When Princes find their great men all about them, all asking, and all depending for different marks of their favour, they may perceive the great change of their situation, produced by luxury, and a swift circulation. This revolution has not been sudden, it has been the work of several centuries; and I think we may distinguish three different stages during this period.

The first during the grandeur of the feudal government: then the great Barons were to be consulted, and engaged to concur in the King’s wars, because it was they who paid the expence, and suffered the greatest loss. These are called by some the days of liberty; because the states of every country in Europe, almost, were then in all their glory: they are called so with great reason, when we consider the condition of the great only.

In those days there were seldom any troubles or disturbances in the state, seldom any civil wars levied against the King, but such as were supported by the grandees; who, either jealous of their own just rights, or ambitious of acquiring others at the expence of the crown, used to compel their vassals, or engage them by the constitutional influence they had over them, to disturb the public tranquillity.

The second stage, I think, may be said to have begun with the times of industry, and the springing up of trade. Such Princes, whose subjects began to enrich themselves at the expence of other nations, found, on one side, the means of limiting the power of the great lords, in favour of the extension of public liberty. The lords, on the other side, when they wanted to disturb the public tranquillity, did not, as formerly, vindicate their own privileges, so much as they combined with the people, and moved them to revolt, on popular considerations.

This may be called the period of confusion, out of which has arisen certain determined forms of government; some drawing nearer to the monarchical, others nearer to the popular form, according as the power of Princes has been more or less able to support itself, during the shock of the revolution, and the overturn of the balance between public and private opulence.

The third and last stage, of which I shall speak at present, may be fixed at that period when the proportion of the public revenue became adequate to the mass of national wealth; when general laws were made to govern, and not the arbitrary power of the great. The grandees now, from being a bridle on royal authority, are often found dependent upon it for their support. The extraordinary flux of money into the treasury, enables Princes to keep splendid courts, where every kind of pleasure and amusement is to be had. This draws together the rich men of the state. The example of the sovereign prompts these to an imitation of his expence, this imitation increases consumption, which in its turn augments the King’s income, as it diminishes that of every other person.

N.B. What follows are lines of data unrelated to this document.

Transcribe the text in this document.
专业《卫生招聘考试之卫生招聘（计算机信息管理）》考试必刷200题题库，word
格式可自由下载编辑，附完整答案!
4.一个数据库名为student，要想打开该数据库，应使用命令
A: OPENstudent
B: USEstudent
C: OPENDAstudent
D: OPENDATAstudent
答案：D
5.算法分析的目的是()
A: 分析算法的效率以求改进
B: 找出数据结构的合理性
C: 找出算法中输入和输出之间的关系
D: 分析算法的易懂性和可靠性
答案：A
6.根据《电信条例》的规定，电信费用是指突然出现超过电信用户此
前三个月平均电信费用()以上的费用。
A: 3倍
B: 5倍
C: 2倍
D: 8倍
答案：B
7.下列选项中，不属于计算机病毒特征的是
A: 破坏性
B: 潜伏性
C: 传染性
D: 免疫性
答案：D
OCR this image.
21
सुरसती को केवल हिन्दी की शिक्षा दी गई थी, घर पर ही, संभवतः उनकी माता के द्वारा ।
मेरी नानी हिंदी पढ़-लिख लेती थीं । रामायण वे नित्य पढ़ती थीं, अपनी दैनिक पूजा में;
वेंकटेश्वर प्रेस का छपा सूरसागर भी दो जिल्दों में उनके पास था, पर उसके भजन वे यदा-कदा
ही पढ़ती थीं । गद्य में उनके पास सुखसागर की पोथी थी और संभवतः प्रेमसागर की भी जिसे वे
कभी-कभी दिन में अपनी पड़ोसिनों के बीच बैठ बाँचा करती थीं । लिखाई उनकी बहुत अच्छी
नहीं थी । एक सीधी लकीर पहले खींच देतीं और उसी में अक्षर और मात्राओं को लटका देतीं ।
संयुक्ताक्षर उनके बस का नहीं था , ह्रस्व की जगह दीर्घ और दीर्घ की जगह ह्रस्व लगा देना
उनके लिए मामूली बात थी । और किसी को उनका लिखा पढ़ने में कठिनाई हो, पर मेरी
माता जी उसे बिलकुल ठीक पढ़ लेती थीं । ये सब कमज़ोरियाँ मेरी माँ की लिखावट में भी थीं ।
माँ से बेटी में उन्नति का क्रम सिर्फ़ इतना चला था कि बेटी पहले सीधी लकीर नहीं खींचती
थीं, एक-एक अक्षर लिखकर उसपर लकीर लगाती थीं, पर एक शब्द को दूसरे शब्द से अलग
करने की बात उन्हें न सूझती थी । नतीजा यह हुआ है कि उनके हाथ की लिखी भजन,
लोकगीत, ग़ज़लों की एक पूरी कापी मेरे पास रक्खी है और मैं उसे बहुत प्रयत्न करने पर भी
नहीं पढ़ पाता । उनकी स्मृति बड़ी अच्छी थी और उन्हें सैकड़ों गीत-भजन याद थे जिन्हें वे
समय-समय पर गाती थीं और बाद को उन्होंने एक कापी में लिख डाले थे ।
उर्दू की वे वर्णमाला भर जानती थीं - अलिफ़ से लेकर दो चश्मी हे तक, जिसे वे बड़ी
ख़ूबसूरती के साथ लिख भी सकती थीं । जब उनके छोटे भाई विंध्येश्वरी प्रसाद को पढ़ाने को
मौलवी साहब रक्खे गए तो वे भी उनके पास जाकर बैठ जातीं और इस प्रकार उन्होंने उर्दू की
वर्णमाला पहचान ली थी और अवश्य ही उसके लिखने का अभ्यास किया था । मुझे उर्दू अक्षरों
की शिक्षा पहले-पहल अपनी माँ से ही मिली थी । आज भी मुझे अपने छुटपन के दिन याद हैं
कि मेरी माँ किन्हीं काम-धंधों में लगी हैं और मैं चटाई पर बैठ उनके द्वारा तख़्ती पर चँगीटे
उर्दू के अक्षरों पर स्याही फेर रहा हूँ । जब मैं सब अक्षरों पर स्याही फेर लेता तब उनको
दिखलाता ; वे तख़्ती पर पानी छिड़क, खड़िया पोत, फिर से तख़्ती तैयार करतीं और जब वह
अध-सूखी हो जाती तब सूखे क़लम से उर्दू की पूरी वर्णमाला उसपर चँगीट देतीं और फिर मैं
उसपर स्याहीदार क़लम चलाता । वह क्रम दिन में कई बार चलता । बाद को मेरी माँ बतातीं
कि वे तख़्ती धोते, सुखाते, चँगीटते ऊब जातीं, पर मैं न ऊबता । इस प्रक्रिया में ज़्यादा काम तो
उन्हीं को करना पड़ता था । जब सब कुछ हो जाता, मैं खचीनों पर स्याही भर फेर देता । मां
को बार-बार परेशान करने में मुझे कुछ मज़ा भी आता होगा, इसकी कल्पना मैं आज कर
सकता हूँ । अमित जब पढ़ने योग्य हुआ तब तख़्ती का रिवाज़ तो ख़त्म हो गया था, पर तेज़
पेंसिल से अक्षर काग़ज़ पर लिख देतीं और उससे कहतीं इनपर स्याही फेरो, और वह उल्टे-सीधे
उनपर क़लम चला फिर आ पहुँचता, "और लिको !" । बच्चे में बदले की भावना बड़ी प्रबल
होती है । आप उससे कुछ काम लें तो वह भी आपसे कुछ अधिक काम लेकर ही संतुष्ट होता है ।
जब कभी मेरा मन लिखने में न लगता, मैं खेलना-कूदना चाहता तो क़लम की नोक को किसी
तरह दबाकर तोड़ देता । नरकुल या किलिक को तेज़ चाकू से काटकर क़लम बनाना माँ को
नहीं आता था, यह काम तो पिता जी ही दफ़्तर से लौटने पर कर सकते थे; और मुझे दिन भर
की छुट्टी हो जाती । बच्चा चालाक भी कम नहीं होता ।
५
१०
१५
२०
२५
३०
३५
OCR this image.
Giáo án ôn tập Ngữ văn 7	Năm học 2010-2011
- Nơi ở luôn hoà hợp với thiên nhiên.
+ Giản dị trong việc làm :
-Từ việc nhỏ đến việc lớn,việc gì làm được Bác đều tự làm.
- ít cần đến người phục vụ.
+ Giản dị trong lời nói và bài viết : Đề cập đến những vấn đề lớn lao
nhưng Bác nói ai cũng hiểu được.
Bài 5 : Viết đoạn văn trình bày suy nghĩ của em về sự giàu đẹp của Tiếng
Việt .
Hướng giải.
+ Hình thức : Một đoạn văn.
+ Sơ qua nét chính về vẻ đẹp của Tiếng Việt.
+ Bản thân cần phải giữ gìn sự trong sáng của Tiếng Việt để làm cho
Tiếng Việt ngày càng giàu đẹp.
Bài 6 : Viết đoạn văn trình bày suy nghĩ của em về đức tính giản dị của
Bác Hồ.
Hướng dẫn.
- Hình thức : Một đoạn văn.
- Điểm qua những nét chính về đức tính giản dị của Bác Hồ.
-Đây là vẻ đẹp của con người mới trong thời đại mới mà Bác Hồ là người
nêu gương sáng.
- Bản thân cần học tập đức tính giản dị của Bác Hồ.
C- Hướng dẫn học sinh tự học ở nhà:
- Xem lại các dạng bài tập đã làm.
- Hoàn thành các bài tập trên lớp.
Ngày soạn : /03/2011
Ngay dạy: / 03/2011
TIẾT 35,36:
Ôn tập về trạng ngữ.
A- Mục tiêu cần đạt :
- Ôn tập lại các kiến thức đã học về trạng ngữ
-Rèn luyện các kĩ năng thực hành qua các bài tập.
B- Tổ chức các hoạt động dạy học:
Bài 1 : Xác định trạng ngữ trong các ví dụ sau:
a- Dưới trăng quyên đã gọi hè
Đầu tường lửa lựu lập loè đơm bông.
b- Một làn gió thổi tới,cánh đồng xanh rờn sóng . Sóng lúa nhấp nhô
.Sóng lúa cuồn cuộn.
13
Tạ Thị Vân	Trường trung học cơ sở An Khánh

When the great men of a kingdom have exhausted their estates, in paying a regular court to the Prince, they employ the credit they have acquired with him during the time of their dissipation, to obtain marks of his favour, in order to support them in their decline. By these they are enabled to live in as much state as before. They find no difference in their situation; unless perhaps they should accidentally reflect, that the fund which produced their former opulence, was in their own possession; whereas that of their present wealth is in the hands of their master.

To compensate this difference, they are made to acquire, by the favour of the court, advantages which they never could have enjoyed from the largest independent fortune.

The luxurious system of living, every where introduced, draws the wealthy together, either in the capital or in other great cities of the kingdom; where every one compares the expence and figure he makes, with that of others who are about him. A person honoured with the King’s favour, of the same quality with another, acquires, by this circumstance, a great superiority. He commands, I shall suppose, in a place; he is the person to whom people must apply, in order to obtain favours, perhaps justice; he is adorned with a title, or outward mark of distinction, which procure him respect and consideration; and, which is still more, he is on the road to a farther elevation. It requires a great stock both of philosophy and good sense, not to be dazzled with these advantages. Independency, compared with them, is but a negative happiness. To be truly happy, we must have power, and have other people to depend on us.